In the present study, the predictive value for 4EBP1 was especially evident in the ER/PgR-expressing subgroup. In addition, the prognostic significance of 4EBP1 was most prominent in combination with PgR expression, suggesting a possible cross-talk between 4EBP1 and nuclear receptors. The role of progesterone signalling in breast cancer remains controversial. In general, circulating progesterone is considered a risk factor for breast cancer development by promoting cellular proliferation. However, in primary breast cancer, PgR expression is associated with differentiated, less aggressive tumours and a favourable prognosis [48]. Upregulation of the insulin-like growth factor/PI3K/AKT/mTOR pathway is one suggested mechanism behind PgR downregulation in breast cancer, despite a functional ER. In agreement, our study showed an inverse association between S6K2/4EBP1 and PgR mRNA levels, in the three available cohorts. Furthermore, the gene encoding PgR is located at the proximal part of the 11q chromosomal arm, which is commonly deleted in 11q13/8p12 amplified tumours [11]. However, 4EBP1 was recently described as a possible target gene for PgR [49], suggesting the presence of a negative feedback loop downregulating PgR after growth factor pathway stimulation. The function of PgR can be regulated by receptor phosphorylation at multiple sites, through growth factor receptor signalling pathways, and a subpopulation of cytoplasmic PgR has also been shown able to activate kinase cascades, including PI3K/AKT [48]. It is tempting to speculate that a coordinated expression of PgR and cytoplasmic growth signalling factors including S6K2/4EBP1 may facilitate the proliferative and oncogenic role of PgR, promoting tumour progression and therapy resistance. In addition, PgR may in the long run be downregulated through PI3K/AKT/mTOR pathway stimulation and subsequent aberrant ER signalling, leading to acquired endocrine resistance among patients with initially ER/PgR-positive breast cancers.


Inhibitors of mTOR signalling may have a clinical potential in the management of several malignancies, not least as a complement to ER-targeted therapies in breast cancer. However, the complexity of mTOR signalling is far from unravelled. This study evaluates the clinical value of mTOR effectors in breast cancer.
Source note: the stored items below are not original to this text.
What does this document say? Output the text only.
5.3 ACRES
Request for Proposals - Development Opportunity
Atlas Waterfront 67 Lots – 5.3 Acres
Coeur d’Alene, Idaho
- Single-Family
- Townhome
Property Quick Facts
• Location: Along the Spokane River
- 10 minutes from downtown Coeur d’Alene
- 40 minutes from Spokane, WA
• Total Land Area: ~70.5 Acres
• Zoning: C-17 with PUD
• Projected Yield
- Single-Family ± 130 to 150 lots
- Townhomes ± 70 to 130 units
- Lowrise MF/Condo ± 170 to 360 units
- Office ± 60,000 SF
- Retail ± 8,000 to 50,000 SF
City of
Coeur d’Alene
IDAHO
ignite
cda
We show that 4EBP1 mRNA expression is correlated with S6K2 mRNA and that high S6K2 and/or 4EBP1 is associated with a poor outcome, in four different cohorts of breast cancer. In addition, high cytoplasmic 4EBP1 protein levels predicted a poor prognosis and a decreased benefit from tamoxifen in a large randomised cohort. In summary, suggested pathways of 4EBP1 are illustrated in Additional file 1: Figure S7. Altogether, we propose the mTOR effectors 4EBP1 and S6K2 as new potential clinical markers in breast cancer.